Since it launched in 1978, Galway international arts festival (GIAF) has changed beyond recognition. “As much goes on in one day now as would have filled that whole programme,” chief executive John Crumlish tells me. But one constant is the commitment to remaining a festival for everybody. This year, 30% of events are free.
The decision, in 2009, to produce as well as host work has enabled GIAF to develop its particular identity and to tour productions in the UK, the US and Australia. Among them is playwright Enda Walsh’s ever-developing series of dramatic installations, Rooms, designed by the festival’s artistic director, Paul Fahy; the first group premiered in 2016. Here, 2020’s Changing Room and the new Dining Room deliver powerfully contrasting stories of hope and desperation.
Reunion is one of several world premieres at this year’s festival. Co-mounted with Landmark Productions, it is written by Mark O’Rowe, whose affecting, Chekhovian chamber piece, The Approach, was a well-deserved hit on the Edinburgh fringe in 2018.
A family gathers in a house on an island off the coast of Ireland, where they used to holiday when the now-adult children were young. The familiar premise (TS Eliot’s The Family Reunion and Thomas Vinterberg’s Festen, just two examples) suggests that home truths (or lies) will be told and fault lines in relationships cracked open. They are. Conflicts between siblings, couples, children and parents are detonated by an unexpected visitor.
Moment to moment, O’Rowe’s writing and direction toe-curlingly communicate the painfulness – and the humour – of vicious, expletive-laden arguments. Overall, though, the action feels too contrived; characterisations vivid but narrow; aiming for Chekhovian but arriving at sub-Ayckbournian. The 10-strong ensemble deliver strong performances (special mention to Stephen Brennan) in the realist/symbolist setting of Francis O’Connor’s design, where water runs from the kitchen-sink tap but windows are merely outlined, and a deliberately obvious painted backdrop suggests the view beyond the back door.
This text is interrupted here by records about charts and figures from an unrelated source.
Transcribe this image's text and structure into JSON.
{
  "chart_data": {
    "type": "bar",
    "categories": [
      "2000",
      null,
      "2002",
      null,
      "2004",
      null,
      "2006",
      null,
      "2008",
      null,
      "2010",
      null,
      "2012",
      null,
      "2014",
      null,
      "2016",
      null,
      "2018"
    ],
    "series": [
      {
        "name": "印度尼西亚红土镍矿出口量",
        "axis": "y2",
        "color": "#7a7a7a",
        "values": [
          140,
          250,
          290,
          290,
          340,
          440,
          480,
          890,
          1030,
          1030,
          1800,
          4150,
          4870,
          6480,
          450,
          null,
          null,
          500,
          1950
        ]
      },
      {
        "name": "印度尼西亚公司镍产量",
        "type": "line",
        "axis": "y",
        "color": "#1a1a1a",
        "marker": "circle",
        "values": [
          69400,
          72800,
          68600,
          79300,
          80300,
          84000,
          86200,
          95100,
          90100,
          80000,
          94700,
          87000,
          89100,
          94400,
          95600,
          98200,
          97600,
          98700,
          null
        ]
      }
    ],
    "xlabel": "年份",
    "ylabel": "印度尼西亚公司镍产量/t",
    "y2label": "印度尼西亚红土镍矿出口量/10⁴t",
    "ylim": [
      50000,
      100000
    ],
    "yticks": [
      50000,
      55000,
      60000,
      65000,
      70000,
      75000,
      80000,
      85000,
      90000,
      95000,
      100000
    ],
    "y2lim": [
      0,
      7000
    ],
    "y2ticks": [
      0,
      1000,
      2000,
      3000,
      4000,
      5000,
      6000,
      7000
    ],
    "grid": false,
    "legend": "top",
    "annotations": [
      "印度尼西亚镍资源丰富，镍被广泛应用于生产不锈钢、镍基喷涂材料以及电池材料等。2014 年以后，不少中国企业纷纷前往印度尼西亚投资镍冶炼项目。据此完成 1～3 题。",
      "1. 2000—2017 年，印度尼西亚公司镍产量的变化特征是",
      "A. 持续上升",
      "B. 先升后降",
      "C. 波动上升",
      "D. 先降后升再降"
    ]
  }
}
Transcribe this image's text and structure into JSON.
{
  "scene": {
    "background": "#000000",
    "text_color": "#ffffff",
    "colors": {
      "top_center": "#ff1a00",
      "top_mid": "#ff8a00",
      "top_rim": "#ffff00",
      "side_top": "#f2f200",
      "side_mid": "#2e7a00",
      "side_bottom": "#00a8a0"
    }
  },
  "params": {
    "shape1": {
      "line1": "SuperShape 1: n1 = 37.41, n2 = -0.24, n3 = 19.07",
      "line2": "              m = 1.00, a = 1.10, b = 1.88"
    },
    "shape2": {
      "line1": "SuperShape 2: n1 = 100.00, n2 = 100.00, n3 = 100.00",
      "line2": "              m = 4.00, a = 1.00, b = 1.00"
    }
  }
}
O’Connor also designs another of the standout dramas of the festival: Druid Theatre’s new production of Samuel Beckett’s Endgame, directed by the company’s artistic director, Garry Hynes. Last year’s GIAF launched Hynes’s DruidO’Casey – a magnificent rendering of Seán O’Casey’s Dublin trilogy, with its huge cast and historical sweep. Her direction of Beckett’s single-set play, with just four characters (one confined to a wheeled chair, two others to ashbins), is every bit as assured, meticulous, insightful and emotionally powerful.
Here, O’Connor’s set is stark and suggestive. A grey, circular space evokes, as he proposes in a programme note, a weapons silo, or lighthouse, or the inside of a giant bin; two windows, high up, reveal nothing of the beyond. Rory Nolan’s Hamm is a monarch of desolation in his chair, roaring like storm-scene Lear at Clov, his servant (fool/son/slave?), and at his parents, consigned, with their memories, to their bins to die (Bosco Hogan and Marie Mullen, with just heads and hands peeping from under bin lids, conjure a long-wedded lifetime of banalities, irritations and tenderness).
Aaron Monaghan’s Clov serves their needs, for the moment – dragging himself like a nest-fallen fledgling, too damaged to fly. Towards the end, he mounts his stepladder to report on the “muckheap” world, and spies, dismayed, “a small boy”. Hamm responds: “If he exists, he’ll die there or he’ll come here. And if he doesn’t…”; he lets the sentence drift. Hynes’s attentive, actor-enabling, text-focused direction delivers Beckett’s 1957 drama searingly, as a play for and of today.